Published by Communications and Public Affairs 519 824-4120, Ext. 56982 or 53338
June 29, 2006
U of G Prof Working to 'Hatch' Omega-3 Chicken
The egg may have come first for Omega-3 enriched poultry products, but now the chicken isn’t far behind.
University of Guelph Animal and Poultry Science Prof. Steven Leeson has already enriched eggs with Omega-3 fatty acids, and is now leading an effort to do the same with poultry meat.
He’s identifying various poultry feed combinations that can be fed to chickens to add heart-healthy fatty acids to the animals’ meat, while also keeping it tasty.
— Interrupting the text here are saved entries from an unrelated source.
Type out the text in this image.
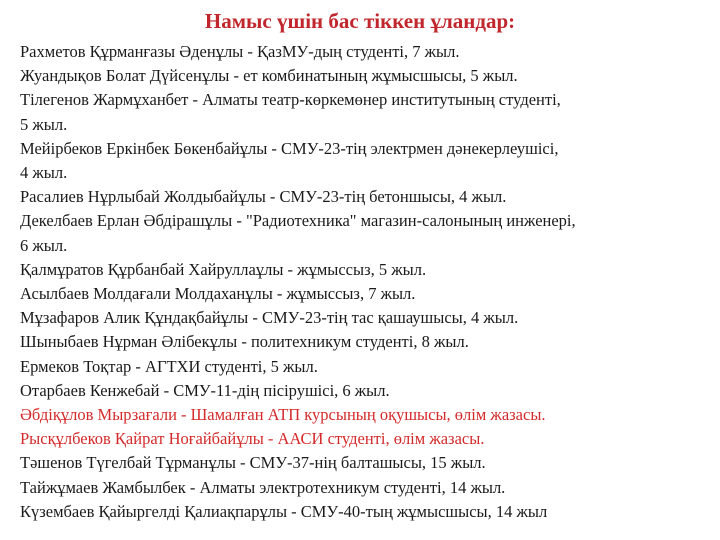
Намыс үшін бас тіккен ұландар:
Рахметов Құрманғазы Әденұлы - ҚазМУ-дың студенті, 7 жыл.
Жуандықов Болат Дүйсенұлы - ет комбинатының жұмысшысы, 5 жыл.
Тілегенов Жармұханбет - Алматы театр-көркемөнер институтының студенті,
5 жыл.
Мейірбеков Еркінбек Бөкенбайұлы - СМУ-23-тің электрмен дәнекерлеушісі,
4 жыл.
Расалиев Нұрлыбай Жолдыбайұлы - СМУ-23-тің бетоншысы, 4 жыл.
Декелбаев Ерлан Әбдірашұлы - "Радиотехника" магазин-салонының инженері,
6 жыл.
Қалмұратов Құрбанбай Хайруллаұлы - жұмыссыз, 5 жыл.
Асылбаев Молдағали Молдаханұлы - жұмыссыз, 7 жыл.
Мұзафаров Алик Құндақбайұлы - СМУ-23-тің тас қашаушысы, 4 жыл.
Шыныбаев Нұрман Әлібекұлы - политехникум студенті, 8 жыл.
Ермеков Тоқтар - АГТХИ студенті, 5 жыл.
Отарбаев Кенжебай - СМУ-11-дің пісірушісі, 6 жыл.
Әбдіқұлов Мырзағали - Шамалған АТП курсының оқушысы, өлім жазасы.
Рысқұлбеков Қайрат Ноғайбайұлы - ААСИ студенті, өлім жазасы.
Тәшенов Түгелбай Тұрманұлы - СМУ-37-нің балташысы, 15 жыл.
Тайжұмаев Жамбылбек - Алматы электротехникум студенті, 14 жыл.
Күзембаев Қайыргелді Қалиақпарұлы - СМУ-40-тың жұмысшысы, 14 жыл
The research is sponsored by the Ontario Ministry of Agriculture, Food and Rural Affairs.
“We’ve shown it’s possible to feed poultry Omega-3 fatty acids and have the nutrients expressed in the meat,” said Leeson. “Now our challenge is to help farmers produce this enriched meat efficiently, while maintaining quality taste.”
He’s found the poultry became sufficiently enriched with Omega-3 fatty acids after 10 to 14 days on a flax seed diet. At this stage, the nutrients build up in the body fat and once present, are constantly reused in cycles for growth and energy.
Lesson is now balancing the amount of Omega-3 and DHA fatty acids in the enriched meat to make sure its enhanced nutritive quality doesn’t interfere with taste.
DHA is known to improve human visual and learning abilities, boost immune function and relieve symptoms of some psychological disorders and inflammatory diseases. Leeson says adding fish oil to poultry feed gives humans who consume the poultry an alternative DHA source.
He predicts a market for nutrient-enhanced poultry meat in sales of whole chickens. Unlike most meat cuts that are too lean to store enough fatty acids, whole chickens contain much of the original fat content, which is where DHA and other Omega-3 fatty acids are stored.